KING: Health experts are saying that we should not go to the grocery store unless, you know, we kind of really need to. So I want to ask you about substitutions. I'm going to run through a couple of quick things with you...

FREITAG: Oh, great.

KING: ...And I'm hoping you can tell me if I don't have X, I'm able to use Y. Can we do that?

FREITAG: I love this game.

KING: OK. If I don't have eggs, what can I use?

FREITAG: Oh, well, you're probably now stocked with some beans or maybe even some chickpeas in a can. And chickpeas, the liquid that they're in is called aquafaba. And that's actually an amazing egg substitute. Aquafaba, if you were to whip it - you know, by hand or in a stand mixer - whips up just like meringue. You just drain out the liquid that the chickpeas have been cooked in. It doesn't give off bean flavor, and it really works.

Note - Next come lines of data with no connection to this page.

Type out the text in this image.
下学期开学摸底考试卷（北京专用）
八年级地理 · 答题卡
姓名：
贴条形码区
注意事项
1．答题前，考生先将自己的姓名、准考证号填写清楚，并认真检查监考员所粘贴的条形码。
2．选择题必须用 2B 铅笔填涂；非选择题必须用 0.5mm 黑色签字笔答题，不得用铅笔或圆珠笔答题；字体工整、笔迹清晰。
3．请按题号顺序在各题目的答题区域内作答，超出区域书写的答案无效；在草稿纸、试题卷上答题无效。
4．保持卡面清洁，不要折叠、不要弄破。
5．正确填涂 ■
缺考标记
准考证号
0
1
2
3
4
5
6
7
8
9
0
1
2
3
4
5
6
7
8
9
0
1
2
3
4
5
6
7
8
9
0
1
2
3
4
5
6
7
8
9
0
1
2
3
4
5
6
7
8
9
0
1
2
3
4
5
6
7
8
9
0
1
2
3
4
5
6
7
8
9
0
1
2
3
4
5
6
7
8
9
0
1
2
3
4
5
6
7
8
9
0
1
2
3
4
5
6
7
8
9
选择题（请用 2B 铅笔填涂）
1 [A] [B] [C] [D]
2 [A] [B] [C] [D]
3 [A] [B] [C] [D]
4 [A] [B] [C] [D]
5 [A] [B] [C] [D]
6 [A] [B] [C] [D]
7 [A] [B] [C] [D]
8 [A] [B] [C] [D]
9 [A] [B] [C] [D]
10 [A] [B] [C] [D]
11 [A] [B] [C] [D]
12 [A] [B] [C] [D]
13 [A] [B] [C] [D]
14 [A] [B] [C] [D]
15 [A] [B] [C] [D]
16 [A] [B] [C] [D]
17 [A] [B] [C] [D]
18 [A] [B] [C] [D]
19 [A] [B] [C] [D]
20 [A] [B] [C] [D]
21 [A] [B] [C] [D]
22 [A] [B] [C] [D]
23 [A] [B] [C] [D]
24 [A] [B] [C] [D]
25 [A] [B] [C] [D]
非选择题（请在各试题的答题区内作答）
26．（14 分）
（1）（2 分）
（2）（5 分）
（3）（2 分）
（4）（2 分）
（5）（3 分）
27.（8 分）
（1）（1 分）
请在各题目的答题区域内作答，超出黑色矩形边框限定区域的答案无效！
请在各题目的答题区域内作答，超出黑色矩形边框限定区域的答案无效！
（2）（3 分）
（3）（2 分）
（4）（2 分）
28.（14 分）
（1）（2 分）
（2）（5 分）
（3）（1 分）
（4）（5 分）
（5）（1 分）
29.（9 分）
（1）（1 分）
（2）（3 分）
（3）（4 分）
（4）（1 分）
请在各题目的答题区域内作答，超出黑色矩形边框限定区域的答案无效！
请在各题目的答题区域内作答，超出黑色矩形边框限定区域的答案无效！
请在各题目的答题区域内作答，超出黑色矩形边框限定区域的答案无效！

KING: That is extraordinary. Can we agree there's no substitute for garlic?

FREITAG: Oh, my God.

(LAUGHTER)

FREITAG: Well, I always talk about this for those garlic naysayers out there. But you can use onion - if you like onion - or a scallion or shallots.

KING: How about pots and pans? So for people who don't have extensive cooking tools, what are the absolute must-haves?

FREITAG: So I have a 10-inch skillet that I use for a lot of things. I have a 12-inch skillet if I need something bigger - with an oven-ready handle, which is very important. You just cook in that same pan in and out of the oven. And I think a Dutch oven is such a great tool. You know, that Dutch oven, you can cook just about anything in it.

KING: So that and keep your knives sharp.

FREITAG: Oh, of course. Oh, yes. And I think this is going to be a great time for everybody to sort of hone in on their kitchen skills.

KING: Amanda Freitag is a chef, author and judge on "Chopped." Amanda, thank you so much for being with us.

FREITAG: Thank you so much. Stay well, everybody. Happy cooking.

KING: We're going to post some of Amanda Freitag's simple home recipes, including her corn and black bean salad, an all-around mustard sauce recipe and her rice pudding recipe. You can find those at npr.org.